Существует близость обеих стран — не только географическая, — при том, что трудно найти два других столь разных народа. Существует давно обративший на себя внимание параллелизм духовного и политического развития, запоздалого здесь и там, сходство “русской идеи” и немецкого национализма, сначала голубого, затем багрового, сходство наркотически-чарующего почвенничества, “мечта о прекращении истории” (Мандельштам) и тяга назад, к средним векам, эротическое влечение к народу, в женственно-темную глубь, общее для обеих традиций открещивание от эгалитарного прогресса, от соблазнов западной цивилизации. Тоска по утопии — и там, и здесь. И, как некий убийственный итог, — общий опыт тоталитаризма.
Биография писателя как документально-литературный жанр складывается из трех компонентов. Три измерения — curriculum vitae, творчество, эпоха — описывают пространство, в котором, как голограмма, возникает образ человека и литератора, более или менее правдоподобный, более или менее фиктивный.
Две книги, о которых здесь пойдет речь, демонстрируют два разных подхода к биографическому жанру.
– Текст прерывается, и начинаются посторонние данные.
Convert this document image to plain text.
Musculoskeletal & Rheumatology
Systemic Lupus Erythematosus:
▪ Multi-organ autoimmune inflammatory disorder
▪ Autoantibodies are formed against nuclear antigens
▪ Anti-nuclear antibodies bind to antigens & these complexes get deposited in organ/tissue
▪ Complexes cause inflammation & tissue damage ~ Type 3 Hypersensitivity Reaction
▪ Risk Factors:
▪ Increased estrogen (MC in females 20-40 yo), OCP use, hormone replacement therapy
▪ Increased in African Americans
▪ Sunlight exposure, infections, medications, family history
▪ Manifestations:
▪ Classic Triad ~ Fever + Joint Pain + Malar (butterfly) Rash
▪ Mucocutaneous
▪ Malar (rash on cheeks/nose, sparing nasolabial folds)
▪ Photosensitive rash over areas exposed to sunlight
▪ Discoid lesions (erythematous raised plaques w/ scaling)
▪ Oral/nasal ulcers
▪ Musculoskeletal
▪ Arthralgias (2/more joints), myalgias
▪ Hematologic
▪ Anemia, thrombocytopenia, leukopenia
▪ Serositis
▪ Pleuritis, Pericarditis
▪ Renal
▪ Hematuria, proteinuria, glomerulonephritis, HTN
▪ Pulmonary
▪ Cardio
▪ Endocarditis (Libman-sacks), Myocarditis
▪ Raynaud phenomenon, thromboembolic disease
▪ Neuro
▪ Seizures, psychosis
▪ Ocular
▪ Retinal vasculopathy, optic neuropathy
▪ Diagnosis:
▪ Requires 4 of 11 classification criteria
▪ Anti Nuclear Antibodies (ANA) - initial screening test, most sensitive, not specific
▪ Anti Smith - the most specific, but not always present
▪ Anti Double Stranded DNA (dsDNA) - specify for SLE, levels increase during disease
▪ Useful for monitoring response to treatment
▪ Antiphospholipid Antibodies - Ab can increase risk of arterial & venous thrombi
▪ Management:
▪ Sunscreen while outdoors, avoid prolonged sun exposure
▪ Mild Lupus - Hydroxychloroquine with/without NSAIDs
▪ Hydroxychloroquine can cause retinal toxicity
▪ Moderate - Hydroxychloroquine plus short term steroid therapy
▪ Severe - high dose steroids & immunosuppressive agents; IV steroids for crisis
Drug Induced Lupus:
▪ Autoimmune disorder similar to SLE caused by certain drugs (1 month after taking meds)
Фриц Раддац, только что отметивший свое 70-летие, романист, публицист, автор широко известного в Германии жизнеописания Гейне, следует методу, который можно назвать собственно биографическим: мы следим главным образом за событиями жизни героя. Творчество выглядит скорее как антитеза жизни, как некое “высшее (по отношению к жизни) безумие”. Исторический фон предполагается известным и намечен пунктиром. Центральный мотив книги подсказан самим Бенном: Doppelleben (название автобиографической прозы, частично созданной во время войны, вышедшей в свет в 1956 году). Под “двойной жизнью” подразумевается отнюдь не конформизм, не политическая мимикрия и двоемыслие; двойная жизнь — это одинокое существование художника в современном мире: присутствие и отсутствие.
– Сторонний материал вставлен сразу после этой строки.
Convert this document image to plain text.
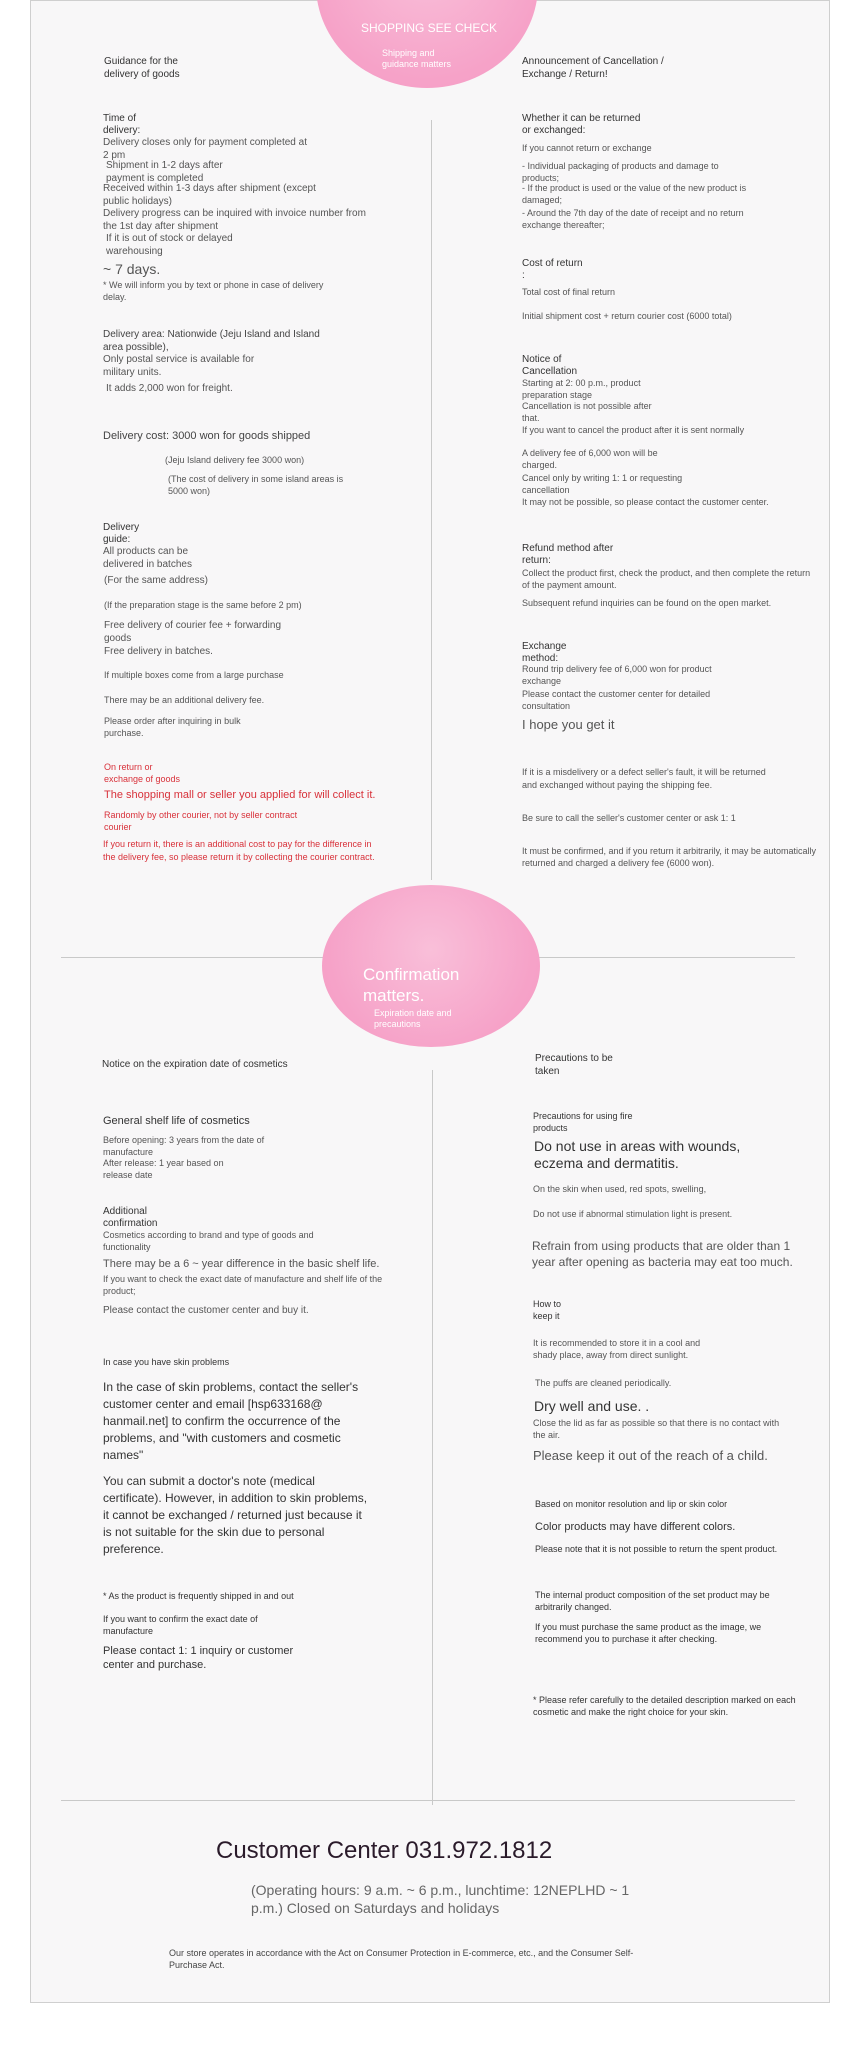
SHOPPING SEE CHECK
Shipping and guidance matters
Guidance for the delivery of goods
Announcement of Cancellation / Exchange / Return!
Time of delivery:
Delivery closes only for payment completed at 2 pm
Shipment in 1-2 days after payment is completed
Received within 1-3 days after shipment (except public holidays)
Delivery progress can be inquired with invoice number from the 1st day after shipment
If it is out of stock or delayed warehousing
~ 7 days.
* We will inform you by text or phone in case of delivery delay.
Delivery area: Nationwide (Jeju Island and Island area possible),
Only postal service is available for military units.
It adds 2,000 won for freight.
Delivery cost: 3000 won for goods shipped
(Jeju Island delivery fee 3000 won)
(The cost of delivery in some island areas is 5000 won)
Delivery guide:
All products can be delivered in batches
(For the same address)
(If the preparation stage is the same before 2 pm)
Free delivery of courier fee + forwarding goods
Free delivery in batches.
If multiple boxes come from a large purchase
There may be an additional delivery fee.
Please order after inquiring in bulk purchase.
On return or exchange of goods
The shopping mall or seller you applied for will collect it.
Randomly by other courier, not by seller contract courier
If you return it, there is an additional cost to pay for the difference in the delivery fee, so please return it by collecting the courier contract.
Whether it can be returned or exchanged:
If you cannot return or exchange
- Individual packaging of products and damage to products;
- If the product is used or the value of the new product is damaged;
- Around the 7th day of the date of receipt and no return exchange thereafter;
Cost of return
:
Total cost of final return
Initial shipment cost + return courier cost (6000 total)
Notice of Cancellation
Starting at 2: 00 p.m., product preparation stage
Cancellation is not possible after that.
If you want to cancel the product after it is sent normally
A delivery fee of 6,000 won will be charged.
Cancel only by writing 1: 1 or requesting cancellation
It may not be possible, so please contact the customer center.
Refund method after return:
Collect the product first, check the product, and then complete the return of the payment amount.
Subsequent refund inquiries can be found on the open market.
Exchange method:
Round trip delivery fee of 6,000 won for product exchange
Please contact the customer center for detailed consultation
I hope you get it
If it is a misdelivery or a defect seller's fault, it will be returned and exchanged without paying the shipping fee.
Be sure to call the seller's customer center or ask 1: 1
It must be confirmed, and if you return it arbitrarily, it may be automatically returned and charged a delivery fee (6000 won).
Confirmation matters.
Expiration date and precautions
Notice on the expiration date of cosmetics
Precautions to be taken
General shelf life of cosmetics
Before opening: 3 years from the date of manufacture
After release: 1 year based on release date
Additional confirmation
Cosmetics according to brand and type of goods and functionality
There may be a 6 ~ year difference in the basic shelf life.
If you want to check the exact date of manufacture and shelf life of the product;
Please contact the customer center and buy it.
In case you have skin problems
In the case of skin problems, contact the seller's customer center and email [hsp633168@ hanmail.net] to confirm the occurrence of the problems, and "with customers and cosmetic names"
You can submit a doctor's note (medical certificate). However, in addition to skin problems, it cannot be exchanged / returned just because it is not suitable for the skin due to personal preference.
* As the product is frequently shipped in and out
If you want to confirm the exact date of manufacture
Please contact 1: 1 inquiry or customer center and purchase.
Precautions for using fire products
Do not use in areas with wounds, eczema and dermatitis.
On the skin when used, red spots, swelling,
Do not use if abnormal stimulation light is present.
Refrain from using products that are older than 1 year after opening as bacteria may eat too much.
How to keep it
It is recommended to store it in a cool and shady place, away from direct sunlight.
The puffs are cleaned periodically.
Dry well and use. .
Close the lid as far as possible so that there is no contact with the air.
Please keep it out of the reach of a child.
Based on monitor resolution and lip or skin color
Color products may have different colors.
Please note that it is not possible to return the spent product.
The internal product composition of the set product may be arbitrarily changed.
If you must purchase the same product as the image, we recommend you to purchase it after checking.
* Please refer carefully to the detailed description marked on each cosmetic and make the right choice for your skin.
Customer Center 031.972.1812
(Operating hours: 9 a.m. ~ 6 p.m., lunchtime: 12NEPLHD ~ 1 p.m.) Closed on Saturdays and holidays
Our store operates in accordance with the Act on Consumer Protection in E-commerce, etc., and the Consumer Self-Purchase Act.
Несколько иначе строится книга Пауля Ноака, где биографические главы чередуются с тем, что автор называет “замедленной киносъемкой”, с перекрывающими хронологию экскурсами в закулисную жизнь писателя, а завершают все повествование “побочные замечания”, итоговый портрет: что за человек был Эрнст Юнгер, как выглядел, как вел себя этот загадочно-недоступный, холодный визионер, рассудочный мечтатель, аристократ духа и человек действия, воин-эстет, авантюрист, “ледяной сластолюбец варварства”, как назвал его однажды Томас Манн. Юнгер собирался жить в трех столетиях, он умер, не дожив нескольких недель до своего 103-летия, совсем немного недотянув до нового тысячелетия; он был участником двух мировых войн и свидетелем нескольких революций, при нем сменились в Германии четыре политических режима; немудрено, что этому фону в книге Ноака, мюнхенского профессора политических наук, уделено много внимания.
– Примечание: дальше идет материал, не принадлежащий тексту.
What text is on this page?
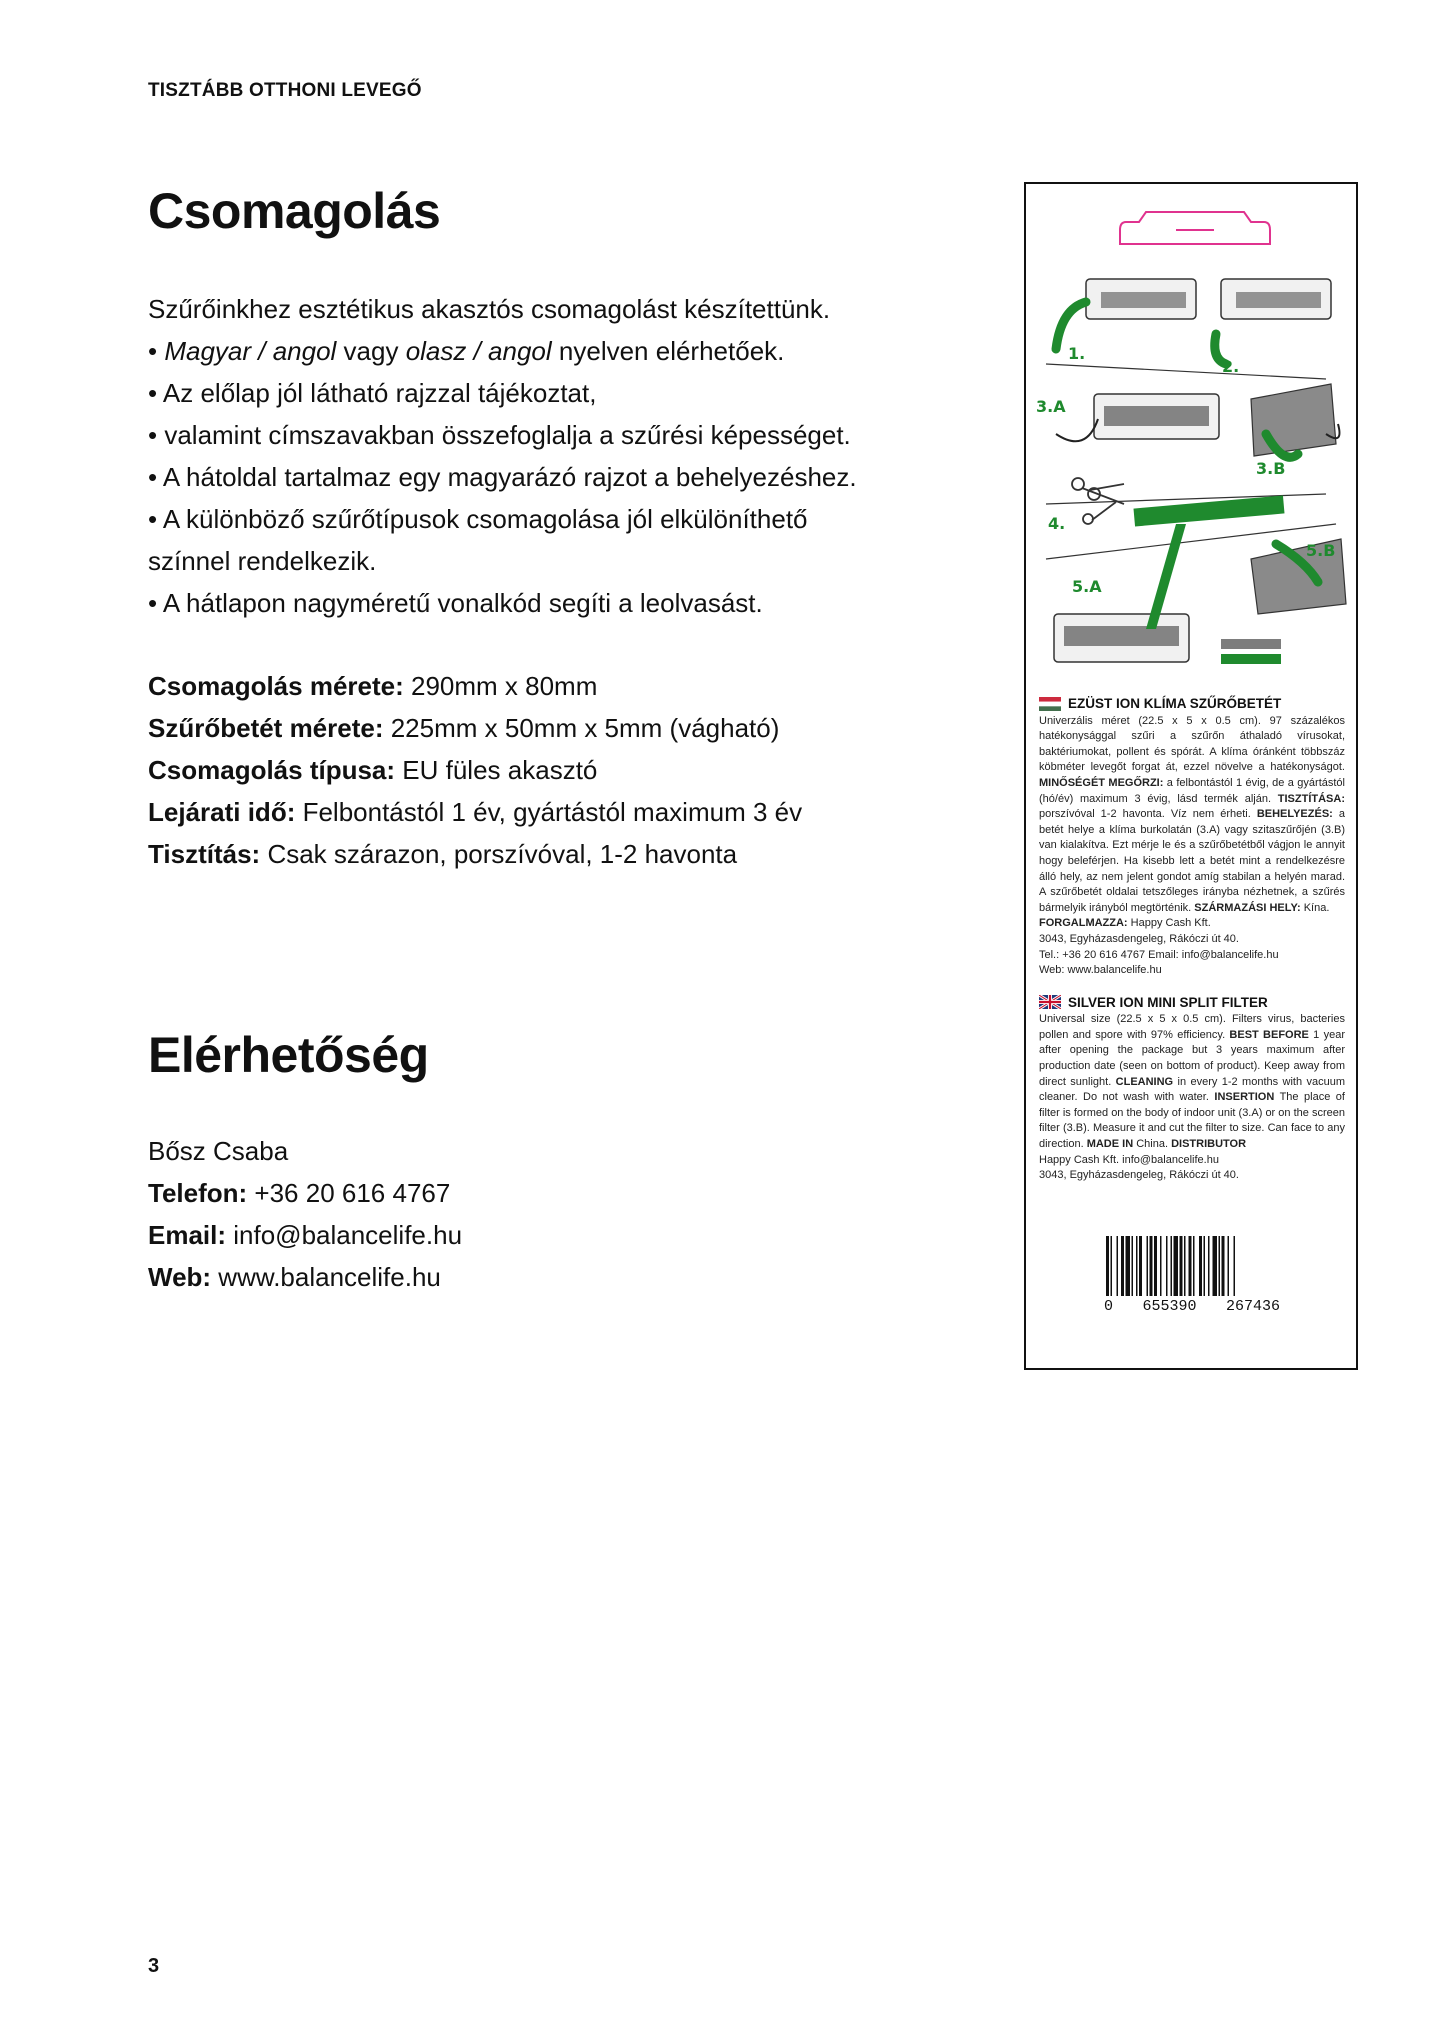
TISZTÁBB OTTHONI LEVEGŐ
Csomagolás

Szűrőinkhez esztétikus akasztós csomagolást készítettünk.

• Magyar / angol vagy olasz / angol nyelven elérhetőek.

• Az előlap jól látható rajzzal tájékoztat,

• valamint címszavakban összefoglalja a szűrési képességet.

• A hátoldal tartalmaz egy magyarázó rajzot a behelyezéshez.

• A különböző szűrőtípusok csomagolása jól elkülöníthető

színnel rendelkezik.

• A hátlapon nagyméretű vonalkód segíti a leolvasást.

Csomagolás mérete: 290mm x 80mm

Szűrőbetét mérete: 225mm x 50mm x 5mm (vágható)

Csomagolás típusa: EU füles akasztó

Lejárati idő: Felbontástól 1 év, gyártástól maximum 3 év

Tisztítás: Csak szárazon, porszívóval, 1-2 havonta

Elérhetőség

Bősz Csaba

Telefon: +36 20 616 4767

Email: info@balancelife.hu

Web: www.balancelife.hu

1.
2.
3.A
3.B
4.
5.A
5.B
EZÜST ION KLÍMA SZŰRŐBETÉT

Univerzális méret (22.5 x 5 x 0.5 cm). 97 százalékos hatékonysággal szűri a szűrőn áthaladó vírusokat, baktériumokat, pollent és spórát. A klíma óránként többszáz köbméter levegőt forgat át, ezzel növelve a hatékonyságot. MINŐSÉGÉT MEGŐRZI: a felbontástól 1 évig, de a gyártástól (hó/év) maximum 3 évig, lásd termék alján. TISZTÍTÁSA: porszívóval 1-2 havonta. Víz nem érheti. BEHELYEZÉS: a betét helye a klíma burkolatán (3.A) vagy szitaszűrőjén (3.B) van kialakítva. Ezt mérje le és a szűrőbetétből vágjon le annyit hogy beleférjen. Ha kisebb lett a betét mint a rendelkezésre álló hely, az nem jelent gondot amíg stabilan a helyén marad. A szűrőbetét oldalai tetszőleges irányba nézhetnek, a szűrés bármelyik irányból megtörténik. SZÁRMAZÁSI HELY: Kína.

FORGALMAZZA: Happy Cash Kft.

3043, Egyházasdengeleg, Rákóczi út 40.

Tel.: +36 20 616 4767 Email: info@balancelife.hu

Web: www.balancelife.hu

SILVER ION MINI SPLIT FILTER

Universal size (22.5 x 5 x 0.5 cm). Filters virus, bacteries pollen and spore with 97% efficiency. BEST BEFORE 1 year after opening the package but 3 years maximum after production date (seen on bottom of product). Keep away from direct sunlight. CLEANING in every 1-2 months with vacuum cleaner. Do not wash with water. INSERTION The place of filter is formed on the body of indoor unit (3.A) or on the screen filter (3.B). Measure it and cut the filter to size. Can face to any direction. MADE IN China. DISTRIBUTOR

Happy Cash Kft. info@balancelife.hu

3043, Egyházasdengeleg, Rákóczi út 40.

0 655390 267436
3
Сочинения Эрнста Юнгера выходят в последнее время на русском языке. Готфрид Бенн остается в России почти неизвестным. Вероятно, дойдет очередь и до него. Вопрос в том, в какой мере два перворазрядных писателя немецкого двадцатого века будут интегрированы в отечественную культуру, займут ли они место, хотя бы отдаленно сопоставимое с местом Шиллера, Гете, Гейне, Ницше, Гауптмана, братьев Манн, в русском культурном сознании? Рафинированная эссеистика Бенна требует чрезвычайно высокой квалификации переводчиков — таких людей осталось совсем немного; что касается его поэзии, то ранние стихи, пожалуй, легче поддаются переложению, чем поздние — лучшее, что он оставил. (Несколько высококачественных стихотворных переводов принадлежат А. Карельскому и Б. Чулкову.)
Бенн родился в 1886 году, он был сыном протестантского священника, как Ницше, Гессе, Юнг (замечено, что многие радикальные умы Германии — питомцы пасторских семей). Окончил военно-медицинскую академию, пробыл немного в армии, а затем много лет был частнопрактикующим врачом-дерматовенерологом в Берлине. Он дебютировал в начале десятых годов эпатирующими экспрессионистскими стихами, главная тема которых — изнанка работы врача, преимущественно хирурга и патологоанатома: антиэстетика страдающего, рассеченного, обреченного распаду человеческого естества. На рубеже тридцатых годов Бенн был известен и ценим в литературных кругах. Никто не ожидал, что произойдет с ним весной 1933 года.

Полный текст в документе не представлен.